Why Gmarriage is Worse Than You Think

The government can only reinvent marriage when we believe that men can be gods.

By William M Briggs Published on June 27, 2015

Before we begin, let’s use gmarriage to indicate government-defined-marriage, which is not actual marriage. The neologism allows us to save the language, a precious thing, while avoiding the tedium of scare quotes around locutions like same-sex “marriage.” The g is silent, as in gnostic.

Now we know that gmarriage is bad, and we know why. So here let’s discuss why it’s not just bad, but catastrophic.

What has happened in these once United States has already occurred in several other post-Christian societies. In every country with Christian roots that has mandated gmarriage, man declared himself to be God.

Hyperbole? Not in the least. Here’s why.

Men can be, and often are, confused over what is true and what false. This commonplace problem gives rise to two errors. One is to suppose that because uncertainty exists, truth does not. Think of Pontius Pilate’s infamous question, “What is truth?” From this error, the false philosophies of pragmatism and relativism arise. With these errors, “truth” is whatever the strongest people say it is.

The second error is to declare true whatever most people believe. But while man can discover truths, he cannot create them. Consensus does not determine truth. The belief that it does is the false philosophy of the Demos. The fundamental conceit of post-Christian democracies is that truth can be had by popular acclamation. The truth is whatever opinion gets the most votes.

Now since all truth flows from God, its ultimate and sole source, to declare truth to be our creation, to suppose that man’s flawed thoughts are the ne plus ultra, is to make ourselves God. And it is this desire to be God, or to be as God, that explains why we often find the rot deepest in societies which used to be Christian. It’s the Incarnation in reverse.

This decay is abetted by original sin: “… your eyes shall be opened, and you shall be as gods, knowing good and evil.” That is to say, equality, or egalitarianism between man and God. Egalitarianism, that great force by which man pretends to lift himself into the Empyrean, was the catalyst necessary to activate the two philosophical errors and pervert truth in all countries, including our own, which have embraced gmarriage.

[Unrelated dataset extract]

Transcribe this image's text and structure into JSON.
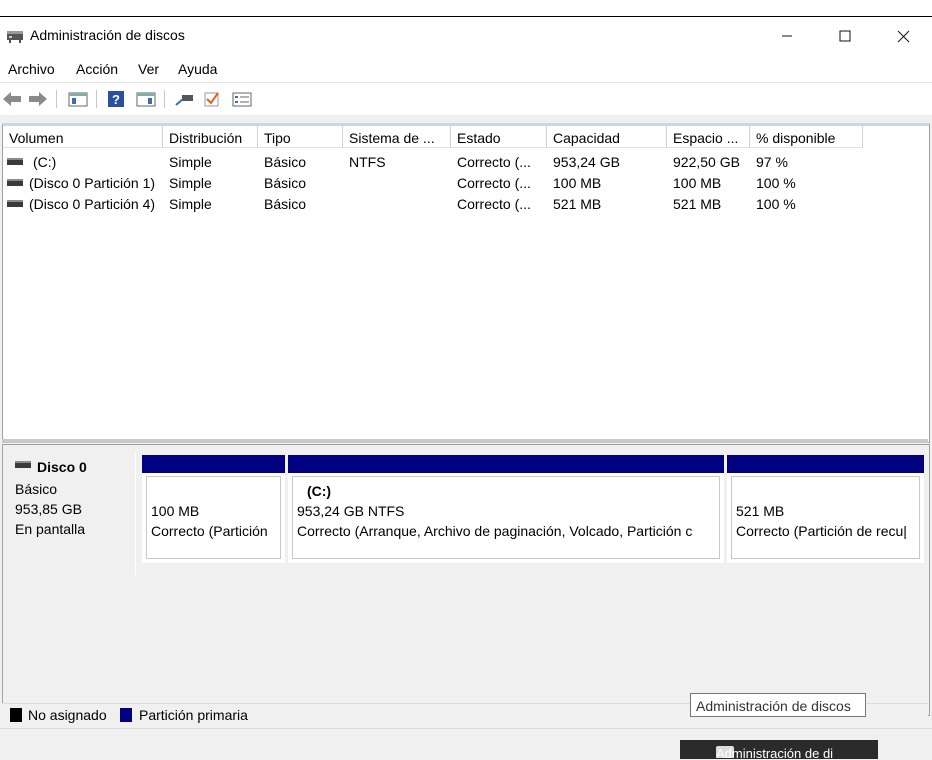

Justice Anthony Kennedy assumed this type of egalitarianism when he wrote that “children [under gmarriage] suffer the stigma of knowing their families are somehow lesser.” As Justice Roberts noted in his dissent, Kennedy thinks that those holding to the true meaning of marriage are inegalitarian, that they “‘lock … out,’ ‘disparage,’ ‘disrespect and subordinate,’ and inflict ‘[d]ignitary wounds’ upon their gay and lesbian neighbors.”

To Kennedy, marriage is first and foremost a bond of love, and so, as many are now repeating, any who love can declare themselves gmarried. Egalitarians find it intolerable that any inequality exists, which is why gmarriage is called “marriage equality,” an otherwise empty term.

The final step for Kennedy and four other justices, as it was for the leaders in several other countries, was to invoke by force the desired outcome. Man creating truth.

What went unnoticed was that, in dissenting, Chief Justice John Roberts declared himself beholden to the second error, to the Demos. He correctly denounced Kennedy’s might-makes-right pragmatism by saying, “The majority’s decision is an act of will, not legal judgment.” Yet he also said, “The people of a State are free to expand marriage to include same-sex couples, or to retain the historic definition. …”

The people of any State have no such right. This is why is it odd that Roberts disparaged Kennedy and crew for “preferring to live only in the heady days of the here and now.” Because this is what the Demos (removed from its anchor) does. If The People can define truth, The People of next year are free to redefine last year’s “truth” however they like.

Kennedy made his error more than once. He assumed that it is the government that awards dignity, not God. Justice Clarence Thomas spotted this error, noting that the Court rejected the idea “that human dignity is innate and suggests instead that it comes from the Government. …” Instead, Thomas insisted: “The government cannot bestow dignity, and it cannot take it away.”

Then Thomas joined Justices Antonin Scalia and Samuel Alito, who wrote that the Court’s “decision usurps the constitutional right of the people to decide whether to keep or alter the traditional understanding of marriage.”

The four dissenters rightly condemned that truth can be mandated by force, yet their construction implied that a state could decide marriage was something it’s not simply by voting. A triangle still has three sides whether a court mandates or a country votes that is has four.

This is why gmarriage is worse than you thought. Gmarriage supporters had, as Roberts said, the “wind at their backs” and would have eventually won the day by acclamation, as they have in other post-Christian states. But the people would have been as wrong when they so voted as the Court was when it used force.

We may not need to wait for the Court to impose polygamy, and who knows what other horror, because a people that have consciously abandoned Christianity are just as likely to commit the same mistakes, unforced. We may still fear the Court, but we need to fear what we have become, and what we believe we have become. We need to fear the absence of Truth.